Não demora muito e o Bruce se enrola comigo no edredom. Infelizmente, sempre sofri para dormir, eu demoro aproximadamente uma hora até meus olhos começarem a querer se fechar, muitos pensamentos me assolam durante a noite. Por isso, preciso programar meu horário de sono corretamente, caso contrário, no dia seguinte, eu pareço um trapo humano. O sábado havia finalmente chegado e eu estava radiante. Levantei às 11 da manhã e corri para cozinha para preparar um belo café da manhã. Satisfeita, cheguei até o banheiro para escovar os dentes e tomar um banho demorado. Afinal, eu merecia depois de todo aquele sofrimento com o senhor Psicótico. Não demora muito e a campainha já toca e sei que é a minha mãe que veio para irmos almoçar e jogar conversa fora.

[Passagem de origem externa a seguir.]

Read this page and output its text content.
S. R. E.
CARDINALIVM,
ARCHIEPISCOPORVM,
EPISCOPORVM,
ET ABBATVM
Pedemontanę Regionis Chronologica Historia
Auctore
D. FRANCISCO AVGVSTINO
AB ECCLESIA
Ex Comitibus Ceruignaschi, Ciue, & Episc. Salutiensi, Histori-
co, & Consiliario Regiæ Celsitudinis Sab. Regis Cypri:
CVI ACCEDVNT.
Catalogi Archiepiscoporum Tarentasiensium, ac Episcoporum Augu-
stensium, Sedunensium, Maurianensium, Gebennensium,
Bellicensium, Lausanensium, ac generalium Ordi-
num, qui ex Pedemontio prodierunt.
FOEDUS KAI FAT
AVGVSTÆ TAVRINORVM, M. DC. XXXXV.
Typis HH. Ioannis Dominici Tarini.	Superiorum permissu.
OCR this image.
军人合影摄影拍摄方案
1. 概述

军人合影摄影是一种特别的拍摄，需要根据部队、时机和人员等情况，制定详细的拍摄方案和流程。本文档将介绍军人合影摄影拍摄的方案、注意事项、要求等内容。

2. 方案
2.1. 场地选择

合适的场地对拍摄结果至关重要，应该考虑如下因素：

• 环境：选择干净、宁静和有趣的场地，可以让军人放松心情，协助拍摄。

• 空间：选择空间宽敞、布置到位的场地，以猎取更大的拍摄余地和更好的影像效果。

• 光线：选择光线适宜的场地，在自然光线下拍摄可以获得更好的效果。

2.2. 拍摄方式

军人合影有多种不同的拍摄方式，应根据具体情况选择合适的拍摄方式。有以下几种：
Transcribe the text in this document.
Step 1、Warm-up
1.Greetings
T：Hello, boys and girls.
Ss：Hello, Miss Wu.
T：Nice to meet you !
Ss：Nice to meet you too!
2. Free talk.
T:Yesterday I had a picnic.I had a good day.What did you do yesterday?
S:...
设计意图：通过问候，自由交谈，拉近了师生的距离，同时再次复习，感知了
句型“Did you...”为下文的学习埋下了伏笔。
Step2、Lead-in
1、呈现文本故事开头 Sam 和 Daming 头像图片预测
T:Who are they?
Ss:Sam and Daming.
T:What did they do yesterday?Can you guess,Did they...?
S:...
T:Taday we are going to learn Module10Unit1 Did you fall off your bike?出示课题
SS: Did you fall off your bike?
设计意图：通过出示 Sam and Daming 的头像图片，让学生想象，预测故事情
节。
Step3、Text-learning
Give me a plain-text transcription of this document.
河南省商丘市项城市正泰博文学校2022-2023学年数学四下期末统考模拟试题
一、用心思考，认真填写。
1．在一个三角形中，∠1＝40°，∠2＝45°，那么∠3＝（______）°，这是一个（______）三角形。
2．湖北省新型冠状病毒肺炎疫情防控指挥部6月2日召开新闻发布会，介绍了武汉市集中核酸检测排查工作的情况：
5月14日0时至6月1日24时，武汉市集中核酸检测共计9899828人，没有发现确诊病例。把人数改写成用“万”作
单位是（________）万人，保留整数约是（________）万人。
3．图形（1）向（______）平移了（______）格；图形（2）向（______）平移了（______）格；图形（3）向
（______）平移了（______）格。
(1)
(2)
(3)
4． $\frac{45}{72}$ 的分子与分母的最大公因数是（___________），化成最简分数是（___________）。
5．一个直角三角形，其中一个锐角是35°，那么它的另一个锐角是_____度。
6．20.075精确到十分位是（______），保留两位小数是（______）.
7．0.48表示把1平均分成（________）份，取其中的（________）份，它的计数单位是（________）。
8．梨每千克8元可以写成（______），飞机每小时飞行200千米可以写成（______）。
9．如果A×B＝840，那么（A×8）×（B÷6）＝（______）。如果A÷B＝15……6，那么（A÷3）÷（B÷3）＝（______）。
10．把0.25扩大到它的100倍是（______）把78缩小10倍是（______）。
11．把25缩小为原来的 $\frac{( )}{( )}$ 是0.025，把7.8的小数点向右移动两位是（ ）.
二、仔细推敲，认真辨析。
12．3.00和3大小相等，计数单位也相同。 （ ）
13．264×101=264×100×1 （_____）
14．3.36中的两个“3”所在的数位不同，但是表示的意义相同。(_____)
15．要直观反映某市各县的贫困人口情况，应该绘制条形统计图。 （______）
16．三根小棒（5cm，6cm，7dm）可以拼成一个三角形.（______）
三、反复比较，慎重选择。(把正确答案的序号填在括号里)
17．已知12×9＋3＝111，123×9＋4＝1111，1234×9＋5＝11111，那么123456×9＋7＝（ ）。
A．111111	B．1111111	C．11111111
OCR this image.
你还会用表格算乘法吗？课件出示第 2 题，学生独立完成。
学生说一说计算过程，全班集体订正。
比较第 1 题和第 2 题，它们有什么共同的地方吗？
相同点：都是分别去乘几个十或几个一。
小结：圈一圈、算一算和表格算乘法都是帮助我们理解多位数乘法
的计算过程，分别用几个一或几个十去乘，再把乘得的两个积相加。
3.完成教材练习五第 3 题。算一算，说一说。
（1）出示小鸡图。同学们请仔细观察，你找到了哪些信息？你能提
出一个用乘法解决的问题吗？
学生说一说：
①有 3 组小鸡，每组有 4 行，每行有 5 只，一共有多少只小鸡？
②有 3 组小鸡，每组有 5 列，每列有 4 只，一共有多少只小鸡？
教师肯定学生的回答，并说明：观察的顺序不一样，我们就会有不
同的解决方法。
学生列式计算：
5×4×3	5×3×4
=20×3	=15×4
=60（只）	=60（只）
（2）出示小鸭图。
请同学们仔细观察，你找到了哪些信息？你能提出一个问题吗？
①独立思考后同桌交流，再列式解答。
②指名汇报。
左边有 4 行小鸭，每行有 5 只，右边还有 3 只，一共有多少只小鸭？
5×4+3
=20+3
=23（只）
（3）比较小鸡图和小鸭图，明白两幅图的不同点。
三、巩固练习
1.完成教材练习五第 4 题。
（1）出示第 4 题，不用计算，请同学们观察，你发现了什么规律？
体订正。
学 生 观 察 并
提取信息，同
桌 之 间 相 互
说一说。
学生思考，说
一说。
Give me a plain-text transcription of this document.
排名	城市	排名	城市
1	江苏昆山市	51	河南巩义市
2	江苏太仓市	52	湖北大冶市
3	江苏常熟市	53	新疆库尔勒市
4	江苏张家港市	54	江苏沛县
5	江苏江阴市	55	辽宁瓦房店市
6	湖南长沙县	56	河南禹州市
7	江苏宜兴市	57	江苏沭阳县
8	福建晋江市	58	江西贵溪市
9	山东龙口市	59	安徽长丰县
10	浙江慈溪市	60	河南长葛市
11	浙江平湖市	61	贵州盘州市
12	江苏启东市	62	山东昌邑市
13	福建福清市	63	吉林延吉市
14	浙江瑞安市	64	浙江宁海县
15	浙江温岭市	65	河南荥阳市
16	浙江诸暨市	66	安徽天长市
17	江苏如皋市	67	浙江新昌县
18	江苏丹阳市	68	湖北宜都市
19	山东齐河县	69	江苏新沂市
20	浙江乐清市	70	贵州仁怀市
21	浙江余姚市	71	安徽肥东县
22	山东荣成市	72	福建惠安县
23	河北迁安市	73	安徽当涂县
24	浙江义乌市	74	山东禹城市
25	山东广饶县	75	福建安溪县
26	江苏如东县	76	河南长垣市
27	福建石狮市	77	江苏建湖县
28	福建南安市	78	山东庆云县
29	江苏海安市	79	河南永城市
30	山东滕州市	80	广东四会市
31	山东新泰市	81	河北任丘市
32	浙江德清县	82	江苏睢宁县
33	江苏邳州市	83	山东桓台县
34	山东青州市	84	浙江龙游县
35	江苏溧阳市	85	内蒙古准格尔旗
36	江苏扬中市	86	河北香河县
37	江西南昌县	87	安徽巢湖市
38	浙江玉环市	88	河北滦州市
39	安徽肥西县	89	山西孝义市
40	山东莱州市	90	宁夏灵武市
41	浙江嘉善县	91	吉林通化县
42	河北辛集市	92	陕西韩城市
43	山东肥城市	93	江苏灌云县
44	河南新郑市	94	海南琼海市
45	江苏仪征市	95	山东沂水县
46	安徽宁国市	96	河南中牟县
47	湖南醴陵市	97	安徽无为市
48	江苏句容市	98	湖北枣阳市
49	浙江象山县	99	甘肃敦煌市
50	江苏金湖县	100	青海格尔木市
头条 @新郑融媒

Me arrumo rápido, mas já é o suficiente para a minha mãe começar a varrer a casa, tirar o pó, entre outras coisas.
– Para com isso mãe! – Falei alto pelos corredores. – Não precisa fazer isso, sério! Nós temos a tia Rosa que vem toda quarta limpar a casa.
– Toda quarta? Você quer dizer, só as quartas, né? De onde já se viu uma casa ser limpa uma vez por semana?
– Casa de jovem é assim. – Argumentei dando risadinhas.
– Casa de porco é assim! – Minha mãe retrucou.
– Mãe! Que horror! – Caímos na risada.
– Então é casa de pão duro porque eu sei que vocês podem sempre dar um jeito. Vocês arrumam jeito para tudo, só não arrumam para pagar uma faxineira? Ah, faça-me o favor.
– Mãe, larga de ser cri cri, vamos que estou faminta.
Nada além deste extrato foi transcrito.